I’tikaf Minimal Tiga Malam/Hari
Bagi yang tidak mampu 10 malam-hari terakhir, Nabi saw menganjurkannya 7 malam-hari terakhir; 5 malam pada tanggal ganjil, atau 3 malam ganjil. Dan 3 malam ini yang minimalnya, tidak ada yang lebih kurang dari 3 malam. Jadi usahakan semaksimal mungkin i’tikaf di tiga malam ganjil dari 10 hari terakhir.
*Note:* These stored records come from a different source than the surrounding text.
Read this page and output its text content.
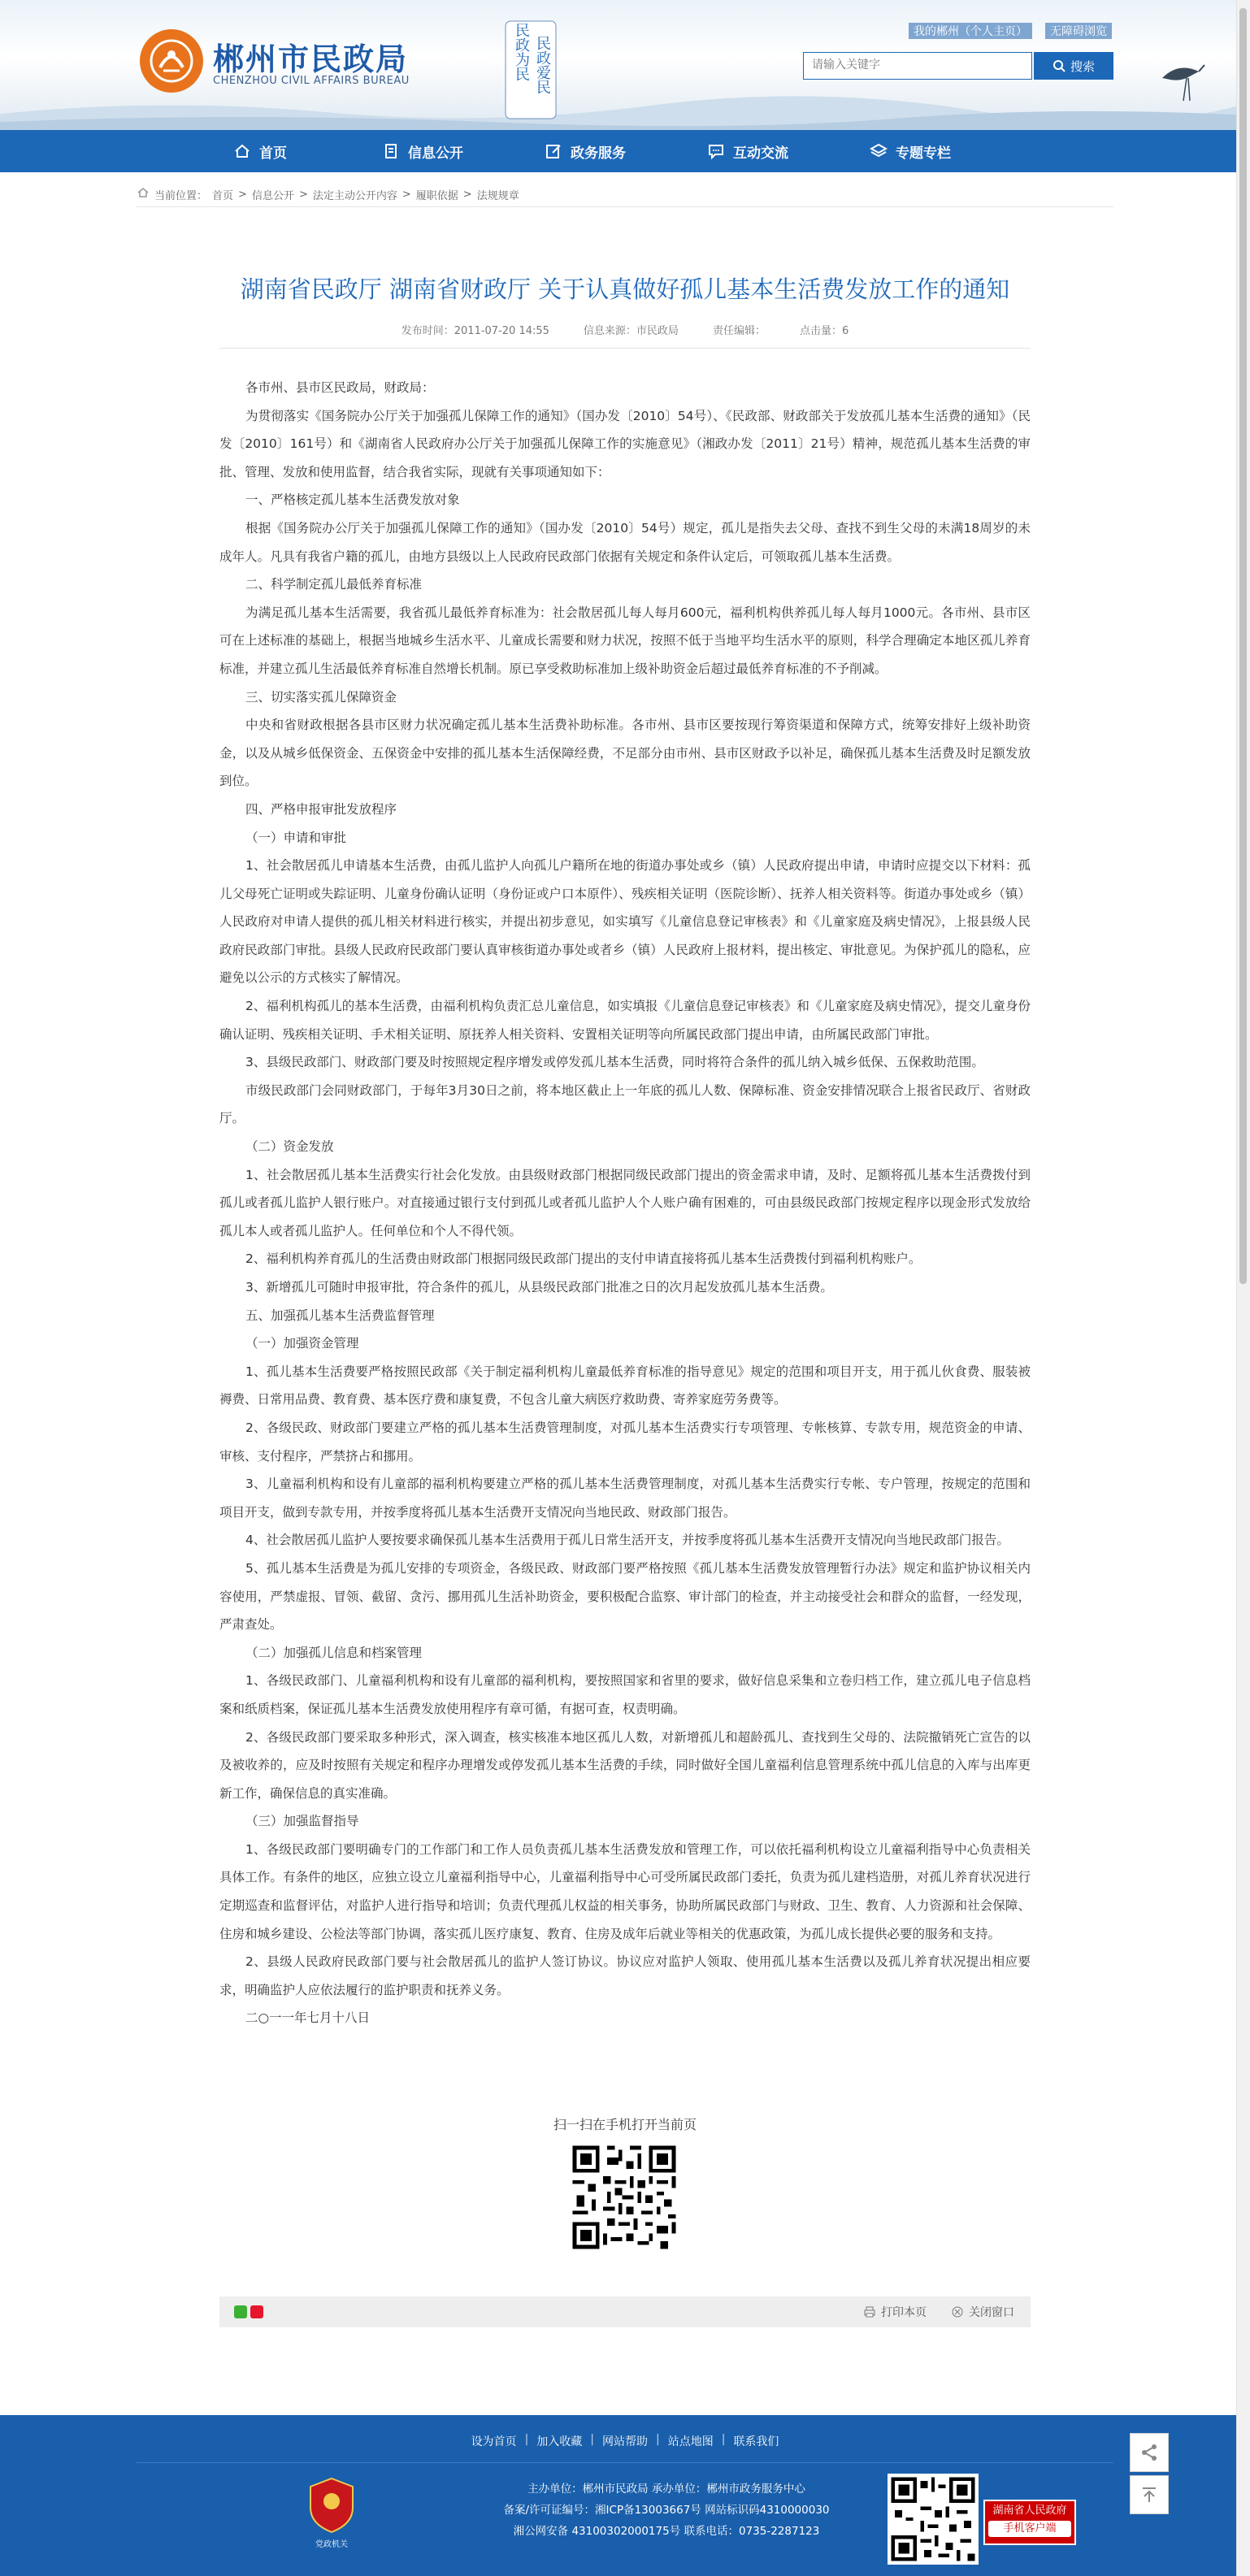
郴州市民政局
CHENZHOU CIVIL AFFAIRS BUREAU	民政为民 民政爱民
我的郴州（个人主页）	无障碍浏览
请输入关键字
搜索
首页	信息公开	政务服务	互动交流	专题专栏
当前位置： 首页 > 信息公开 > 法定主动公开内容 > 履职依据 > 法规规章
湖南省民政厅 湖南省财政厅 关于认真做好孤儿基本生活费发放工作的通知
发布时间：2011-07-20 14:55	信息来源：市民政局	责任编辑：	点击量：6

各市州、县市区民政局，财政局：

为贯彻落实《国务院办公厅关于加强孤儿保障工作的通知》（国办发〔2010〕54号）、《民政部、财政部关于发放孤儿基本生活费的通知》（民发〔2010〕161号）和《湖南省人民政府办公厅关于加强孤儿保障工作的实施意见》（湘政办发〔2011〕21号）精神，规范孤儿基本生活费的审批、管理、发放和使用监督，结合我省实际，现就有关事项通知如下：

一、严格核定孤儿基本生活费发放对象

根据《国务院办公厅关于加强孤儿保障工作的通知》（国办发〔2010〕54号）规定，孤儿是指失去父母、查找不到生父母的未满18周岁的未成年人。凡具有我省户籍的孤儿，由地方县级以上人民政府民政部门依据有关规定和条件认定后，可领取孤儿基本生活费。

二、科学制定孤儿最低养育标准

为满足孤儿基本生活需要，我省孤儿最低养育标准为：社会散居孤儿每人每月600元，福利机构供养孤儿每人每月1000元。各市州、县市区可在上述标准的基础上，根据当地城乡生活水平、儿童成长需要和财力状况，按照不低于当地平均生活水平的原则，科学合理确定本地区孤儿养育标准，并建立孤儿生活最低养育标准自然增长机制。原已享受救助标准加上级补助资金后超过最低养育标准的不予削减。

三、切实落实孤儿保障资金

中央和省财政根据各县市区财力状况确定孤儿基本生活费补助标准。各市州、县市区要按现行筹资渠道和保障方式，统筹安排好上级补助资金，以及从城乡低保资金、五保资金中安排的孤儿基本生活保障经费，不足部分由市州、县市区财政予以补足，确保孤儿基本生活费及时足额发放到位。

四、严格申报审批发放程序

（一）申请和审批

1、社会散居孤儿申请基本生活费，由孤儿监护人向孤儿户籍所在地的街道办事处或乡（镇）人民政府提出申请，申请时应提交以下材料：孤儿父母死亡证明或失踪证明、儿童身份确认证明（身份证或户口本原件）、残疾相关证明（医院诊断）、抚养人相关资料等。街道办事处或乡（镇）人民政府对申请人提供的孤儿相关材料进行核实，并提出初步意见，如实填写《儿童信息登记审核表》和《儿童家庭及病史情况》，上报县级人民政府民政部门审批。县级人民政府民政部门要认真审核街道办事处或者乡（镇）人民政府上报材料，提出核定、审批意见。为保护孤儿的隐私，应避免以公示的方式核实了解情况。

2、福利机构孤儿的基本生活费，由福利机构负责汇总儿童信息，如实填报《儿童信息登记审核表》和《儿童家庭及病史情况》，提交儿童身份确认证明、残疾相关证明、手术相关证明、原抚养人相关资料、安置相关证明等向所属民政部门提出申请，由所属民政部门审批。

3、县级民政部门、财政部门要及时按照规定程序增发或停发孤儿基本生活费，同时将符合条件的孤儿纳入城乡低保、五保救助范围。

市级民政部门会同财政部门，于每年3月30日之前，将本地区截止上一年底的孤儿人数、保障标准、资金安排情况联合上报省民政厅、省财政厅。

（二）资金发放

1、社会散居孤儿基本生活费实行社会化发放。由县级财政部门根据同级民政部门提出的资金需求申请，及时、足额将孤儿基本生活费拨付到孤儿或者孤儿监护人银行账户。对直接通过银行支付到孤儿或者孤儿监护人个人账户确有困难的，可由县级民政部门按规定程序以现金形式发放给孤儿本人或者孤儿监护人。任何单位和个人不得代领。

2、福利机构养育孤儿的生活费由财政部门根据同级民政部门提出的支付申请直接将孤儿基本生活费拨付到福利机构账户。

3、新增孤儿可随时申报审批，符合条件的孤儿，从县级民政部门批准之日的次月起发放孤儿基本生活费。

五、加强孤儿基本生活费监督管理

（一）加强资金管理

1、孤儿基本生活费要严格按照民政部《关于制定福利机构儿童最低养育标准的指导意见》规定的范围和项目开支，用于孤儿伙食费、服装被褥费、日常用品费、教育费、基本医疗费和康复费，不包含儿童大病医疗救助费、寄养家庭劳务费等。

2、各级民政、财政部门要建立严格的孤儿基本生活费管理制度，对孤儿基本生活费实行专项管理、专帐核算、专款专用，规范资金的申请、审核、支付程序，严禁挤占和挪用。

3、儿童福利机构和设有儿童部的福利机构要建立严格的孤儿基本生活费管理制度，对孤儿基本生活费实行专帐、专户管理，按规定的范围和项目开支，做到专款专用，并按季度将孤儿基本生活费开支情况向当地民政、财政部门报告。

4、社会散居孤儿监护人要按要求确保孤儿基本生活费用于孤儿日常生活开支，并按季度将孤儿基本生活费开支情况向当地民政部门报告。

5、孤儿基本生活费是为孤儿安排的专项资金，各级民政、财政部门要严格按照《孤儿基本生活费发放管理暂行办法》规定和监护协议相关内容使用，严禁虚报、冒领、截留、贪污、挪用孤儿生活补助资金，要积极配合监察、审计部门的检查，并主动接受社会和群众的监督，一经发现，严肃查处。

（二）加强孤儿信息和档案管理

1、各级民政部门、儿童福利机构和设有儿童部的福利机构，要按照国家和省里的要求，做好信息采集和立卷归档工作，建立孤儿电子信息档案和纸质档案，保证孤儿基本生活费发放使用程序有章可循，有据可查，权责明确。

2、各级民政部门要采取多种形式，深入调查，核实核准本地区孤儿人数，对新增孤儿和超龄孤儿、查找到生父母的、法院撤销死亡宣告的以及被收养的，应及时按照有关规定和程序办理增发或停发孤儿基本生活费的手续，同时做好全国儿童福利信息管理系统中孤儿信息的入库与出库更新工作，确保信息的真实准确。

（三）加强监督指导

1、各级民政部门要明确专门的工作部门和工作人员负责孤儿基本生活费发放和管理工作，可以依托福利机构设立儿童福利指导中心负责相关具体工作。有条件的地区，应独立设立儿童福利指导中心，儿童福利指导中心可受所属民政部门委托，负责为孤儿建档造册，对孤儿养育状况进行定期巡查和监督评估，对监护人进行指导和培训；负责代理孤儿权益的相关事务，协助所属民政部门与财政、卫生、教育、人力资源和社会保障、住房和城乡建设、公检法等部门协调，落实孤儿医疗康复、教育、住房及成年后就业等相关的优惠政策，为孤儿成长提供必要的服务和支持。

2、县级人民政府民政部门要与社会散居孤儿的监护人签订协议。协议应对监护人领取、使用孤儿基本生活费以及孤儿养育状况提出相应要求，明确监护人应依法履行的监护职责和抚养义务。

二○一一年七月十八日

扫一扫在手机打开当前页
打印本页	关闭窗口
设为首页 | 加入收藏 | 网站帮助 | 站点地图 | 联系我们
党政机关
主办单位：郴州市民政局 承办单位：郴州市政务服务中心
备案/许可证编号：湘ICP备13003667号 网站标识码4310000030
湘公网安备 43100302000175号 联系电话：0735-2287123
湖南省人民政府
手机客户端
الْتَمِسُوهَا فِى الْعَشْرِ الأَوَاخِرِ يَعْنِى لَيْلَةَ الْقَدْرِ فَإِنْ ضَعُفَ أَحَدُكُمْ أَوْ عَجَزَ فَلاَ يُغْلَبَنَّ عَلَى السَّبْعِ الْبَوَاقِى

Carilah lailatul-qadar pada 10 hari terakhir. Jika salah seorang di antaramu lemah atau payah, maka jangan sampai terlewatkan yang tujuh hari tersisanya (Shahih Muslim bab fadlli lailatil-qadr wal-hats ‘ala thalabiha no. 2822).

تَحَرُّوْا لَيْلَةَ الْقَدْرِ فِي الْوِتْرِ مِنْ الْعَشْرِ الْأَوَاخِرِ مِنْ رَمَضَانَ

Carilah Lailatul-Qadar pada hitungan ganjil dari 10 hari terakhir bulan Ramadlan (Shahih al-Bukhari kitab fadlli lailatil-qadar bab taharri lailatil-qadri fil-witr minal-‘asyril-awakhir no. 2017; Musnad Ahmad bab hadits ‘Aisyah no. 24489).

فَالْتَمِسُوهَا فِي التَّاسِعَةِ وَالسَّابِعَةِ وَالْخَامِسَةِ

Maka carilah ia pada hari ke-9 (29), ke-7 (27), ke-5 (25) [dari 10 hari terakhir Ramadlan] (Shahih al-Bukhari kitab al-‘ilm bab raf’i ma’rifah lailatil-qadr li talahin-nas no. 2023)

الْتَمِسُوهَا فِي الْعَشْرِ الْأَوَاخِرِ مِنْ رَمَضَانَ لَيْلَةَ الْقَدْرِ فِي تَاسِعَةٍ تَبْقَى فِي سَابِعَةٍ تَبْقَى فِي خَامِسَةٍ تَبْقَى

Carilah lailatul-qadar pada 10 hari terakhir Ramadlan, pada sembilan hari tersisa (21), tujuh hari (23), atau lima hari yang tersisa (25) (Shahih al-Bukhari kitab fadlli lailatil-qadar bab taharri lailatil-qadri fil-witr minal-‘asyril-awakhir no. 2021).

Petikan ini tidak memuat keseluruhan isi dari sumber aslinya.